„Wojownik” autorstwa Any Rose, stanowi trzeci już tom serii „Grzeszni”, która z każdą kolejną częścią zachwyca mnie coraz bardziej. Pomimo, że jest to romans, autorska zaserwowała nam tutaj wątek sensacyjny/kryminalny, który sprawia, że jej najnowsza książką jest wręcz nieodkładana!
🌸🌸🌸
Powiedzieć, że Ash i Hope od początku niespecjalnie się polubili, to tak jakby nic nie powiedzieć... Hope jest silną kobietą, która potrafi poradzić sobie z każdym facetem, ale to tylko zewnętrzna skorupa; pod nią kryje się krucha, wrażliwa dziewczyna z mroczną przeszłością. Ash ma za sobą skomplikowane, trudne relacje z kobietami. Pozornie nic nie wskazuje na to, żeby ta dwójka mogła się dogadać - chyba, że pojawi się przeciwnik, któremu będą musieli wspólnie stawić czoło....
🌸🌸🌸
”Wojownik” to jeden z tych tytułów, który wciąga już po kilku rozdziałach - przeczytanie tej książki zajmie Wam zaledwie kilka godzin.
Atutem tej powieści są przede wszystkim jej główne postacie - Hope oraz Ash, którzy byli jak ogień i woda. Naszą główną bohaterkę pokochałam już od samego początku za jej riposty, czy waleczność, niestety tego samego nie mogę powiedzieć o przedstawicielu płci przeciwnej... Dopiero na sam koniec tej historii pozwolił mi zmienić zdanie na swój temat. Dlaczego? W początkowych rozdziałach był strasznym gburem, któremu najchętniej skopałabym tyłek.

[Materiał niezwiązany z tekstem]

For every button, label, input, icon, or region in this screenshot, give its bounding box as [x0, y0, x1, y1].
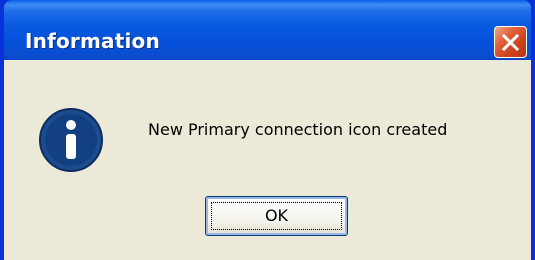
information-dialog: Information New Primary connection icon … — [0, 0, 535, 260]
close-button[interactable] — [494, 26, 527, 58]
message-text: New Primary connection icon created — [148, 120, 448, 139]
ok-button-label: OK — [264, 206, 289, 225]
dialog-title: Information — [25, 29, 160, 53]
dialog-body: New Primary connection icon created OK — [4, 60, 531, 260]
close-icon — [502, 34, 519, 51]
ok-button[interactable]: OK — [205, 196, 348, 236]
title-bar[interactable]: Information — [4, 0, 531, 60]
information-icon — [39, 108, 103, 172]
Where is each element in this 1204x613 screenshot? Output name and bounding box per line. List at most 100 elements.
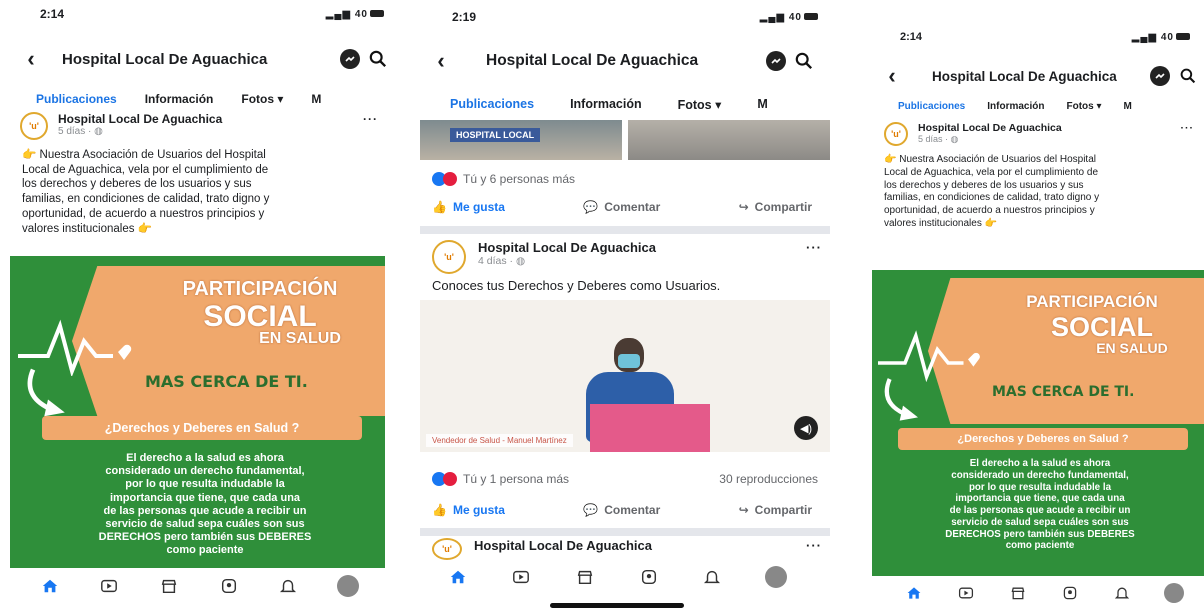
watch-icon[interactable]	[508, 564, 534, 590]
notifications-icon[interactable]	[1109, 580, 1135, 606]
reactions-bar[interactable]: Tú y 6 personas más	[432, 172, 812, 186]
status-bar: 2:14 ▂▄▆ 40	[848, 0, 1204, 54]
profile-avatar[interactable]	[335, 573, 361, 599]
page-avatar[interactable]: 'u'	[884, 122, 908, 146]
post-author[interactable]: Hospital Local De Aguachica	[478, 240, 806, 255]
post-video[interactable]: Vendedor de Salud - Manuel Martínez ◀)	[420, 300, 830, 452]
tab-publicaciones[interactable]: Publicaciones	[36, 92, 117, 106]
back-icon[interactable]: ‹	[424, 48, 458, 74]
tab-more[interactable]: M	[757, 97, 767, 111]
search-icon[interactable]	[1178, 66, 1198, 86]
post-time: 5 días · ◍	[918, 134, 959, 144]
marketplace-icon[interactable]	[572, 564, 598, 590]
post-options-icon[interactable]: ···	[806, 538, 822, 553]
like-button[interactable]: 👍 Me gusta	[432, 503, 505, 517]
home-icon[interactable]	[37, 573, 63, 599]
tab-fotos[interactable]: Fotos ▾	[1066, 101, 1101, 112]
poster-para-line: por lo que resulta indudable la	[125, 478, 285, 491]
profile-avatar[interactable]	[1161, 580, 1187, 606]
post-image-poster[interactable]: PARTICIPACIÓN SOCIAL EN SALUD MAS CERCA …	[872, 270, 1204, 576]
marketplace-icon[interactable]	[156, 573, 182, 599]
tab-informacion[interactable]: Información	[570, 97, 642, 111]
notifications-icon[interactable]	[699, 564, 725, 590]
tab-informacion[interactable]: Información	[987, 101, 1044, 112]
search-icon[interactable]	[368, 49, 388, 69]
post-options-icon[interactable]: ···	[806, 240, 822, 255]
tab-fotos[interactable]: Fotos ▾	[678, 97, 722, 112]
reactions-bar[interactable]: Tú y 1 persona más 30 reproducciones	[432, 472, 818, 486]
post-options-icon[interactable]: ···	[1181, 122, 1195, 134]
status-indicators: ▂▄▆ 40	[760, 12, 818, 23]
messenger-icon[interactable]	[766, 51, 786, 71]
tab-publicaciones[interactable]: Publicaciones	[450, 97, 534, 111]
home-icon[interactable]	[901, 580, 927, 606]
globe-icon: ◍	[94, 126, 103, 137]
poster-para-line: de las personas que acude a recibir un	[949, 505, 1131, 516]
tab-more[interactable]: M	[311, 92, 321, 106]
tab-informacion[interactable]: Información	[145, 92, 214, 106]
poster-para-line: DERECHOS pero también sus DEBERES	[945, 528, 1135, 540]
post-text-line: 👉 Nuestra Asociación de Usuarios del Hos…	[884, 154, 1096, 165]
like-button[interactable]: 👍 Me gusta	[432, 200, 505, 214]
page-tabs: Publicaciones Información Fotos ▾ M	[0, 90, 398, 108]
notifications-icon[interactable]	[275, 573, 301, 599]
page-avatar[interactable]: 'u'	[432, 538, 462, 560]
groups-icon[interactable]	[636, 564, 662, 590]
post-text-line: valores institucionales 👉	[884, 217, 998, 229]
post-author[interactable]: Hospital Local De Aguachica	[474, 538, 806, 553]
home-icon[interactable]	[445, 564, 471, 590]
reactions-count: Tú y 1 persona más	[463, 472, 570, 486]
comment-button[interactable]: 💬 Comentar	[583, 200, 660, 214]
back-icon[interactable]: ‹	[14, 46, 48, 72]
post-text-line: oportunidad, de acuerdo a nuestros princ…	[22, 207, 265, 220]
groups-icon[interactable]	[1057, 580, 1083, 606]
tab-more[interactable]: M	[1124, 101, 1132, 112]
page-header: ‹ Hospital Local De Aguachica	[0, 28, 398, 90]
page-header: ‹ Hospital Local De Aguachica	[848, 54, 1204, 98]
post-time: 5 días · ◍	[58, 126, 103, 137]
poster-title-line2: SOCIAL	[1050, 312, 1153, 342]
post-author[interactable]: Hospital Local De Aguachica	[918, 122, 1181, 134]
groups-icon[interactable]	[216, 573, 242, 599]
poster-tagline: MAS CERCA DE TI.	[992, 384, 1135, 400]
watch-icon[interactable]	[953, 580, 979, 606]
photo-right[interactable]	[628, 120, 830, 160]
post-text: Conoces tus Derechos y Deberes como Usua…	[432, 278, 721, 293]
page-avatar[interactable]: 'u'	[20, 112, 48, 140]
comment-button[interactable]: 💬 Comentar	[583, 503, 660, 517]
messenger-icon[interactable]	[340, 49, 360, 69]
post-image-poster[interactable]: PARTICIPACIÓN SOCIAL EN SALUD MAS CERCA …	[10, 256, 385, 568]
share-button[interactable]: ↪ Compartir	[739, 503, 812, 517]
video-caption: Vendedor de Salud - Manuel Martínez	[426, 434, 573, 447]
photo-left[interactable]: HOSPITAL LOCAL	[420, 120, 622, 160]
tab-publicaciones[interactable]: Publicaciones	[898, 101, 965, 112]
watch-icon[interactable]	[96, 573, 122, 599]
globe-icon: ◍	[515, 255, 526, 267]
mute-icon[interactable]: ◀)	[794, 416, 818, 440]
poster-para-line: El derecho a la salud es ahora	[969, 458, 1111, 469]
post-text-line: Local de Aguachica, vela por el cumplimi…	[22, 163, 269, 176]
post-time: 4 días · ◍	[478, 255, 526, 267]
page-title: Hospital Local De Aguachica	[62, 50, 268, 68]
poster-para-line: El derecho a la salud es ahora	[126, 452, 284, 464]
poster-para-line: considerado un derecho fundamental,	[951, 469, 1129, 481]
photo-sign: HOSPITAL LOCAL	[450, 128, 541, 142]
profile-avatar[interactable]	[763, 564, 789, 590]
back-icon[interactable]: ‹	[882, 63, 902, 89]
previous-post-photos[interactable]: HOSPITAL LOCAL	[420, 120, 830, 160]
poster-para-line: importancia que tiene, que cada una	[109, 491, 301, 504]
post-author[interactable]: Hospital Local De Aguachica	[58, 112, 363, 126]
marketplace-icon[interactable]	[1005, 580, 1031, 606]
page-avatar[interactable]: 'u'	[432, 240, 466, 274]
search-icon[interactable]	[794, 51, 814, 71]
tab-fotos[interactable]: Fotos ▾	[241, 92, 283, 106]
poster-title-line3: EN SALUD	[1096, 340, 1168, 356]
post-options-icon[interactable]: ···	[363, 112, 378, 126]
home-indicator	[550, 603, 684, 608]
share-button[interactable]: ↪ Compartir	[739, 200, 812, 214]
messenger-icon[interactable]	[1150, 66, 1170, 86]
video-pink-box	[590, 404, 710, 452]
love-reaction-icon	[443, 472, 457, 486]
post-text-line: familias, en condiciones de calidad, tra…	[22, 193, 270, 206]
post-text-line: Local de Aguachica, vela por el cumplimi…	[884, 166, 1099, 178]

Wracając do naszej Hope... Było mi jej bardzo szkoda, kiedy opowiadała ona o swoich demonach przeszłości oraz kiedy jej przeszłość wróciła ze zdwojoną siłą. Podziwiam ją, że po tylu trudach wyrosła na tak silną kobietę - z chęcią zapisałabym się na jej kurs samoobrony!
Jak możecie się domyślić najbardziej zaciekawił mnie wątek nieuchwytnego gwałciciela, a zarazem tajemniczego stalkera Hope. Ten element fabuły pochłoną moją uwagę do takiego stopnia, że relacja pomiędzy dwójką głównych bohaterów zeszła dla mnie na drugi plan - nie ma się co dziwić... Może sam początek tej powieści mnie nie wciągnął, to jednak kiedy na scenie pojawił się gwałciciel... nie potrafiłam oderwać się od czytania! Cały wątek był jak najbardziej przez autorkę przemyślany - do samego rozwiązania sprawy nie da się domyślić kto za tym wszystkim stoi. Jedna z ostatnich scen z tym właśnie bohaterem wbiła mnie w fotel, nie spodziewałam się takiego zwrotu akcji.
Nie sądziłam, że kiedyś to powiem, ale epilog tej książki wzruszył mnie do takiego stopnia, że po raz pierwszy popłakałam się w czasie czytania jakiegokolwiek romansu. Ana Rose stworzyła świetną historię, do której wrócę pewnie nie jeden raz.
Czy książkę polecam? „Wojownik” to nie tylko namiętny romans, ale również historia o tym iż od przeszłości nie zawsze jesteśmy w stanie uciec. Jak możecie zauważyć, tytuł ten zapewni Wam wiele emocji - spowoduje nie tylko wypieki na twarzy, czy podniesie ciśnienie, ale również wywoła lekki niepokój. Mimo, że jest to trzeci tom serii, nie ma obowiązku byście znali fabułę poprzednich części, jednak radzę Wam nadrobić tę serię - uwierzcie mi, warto!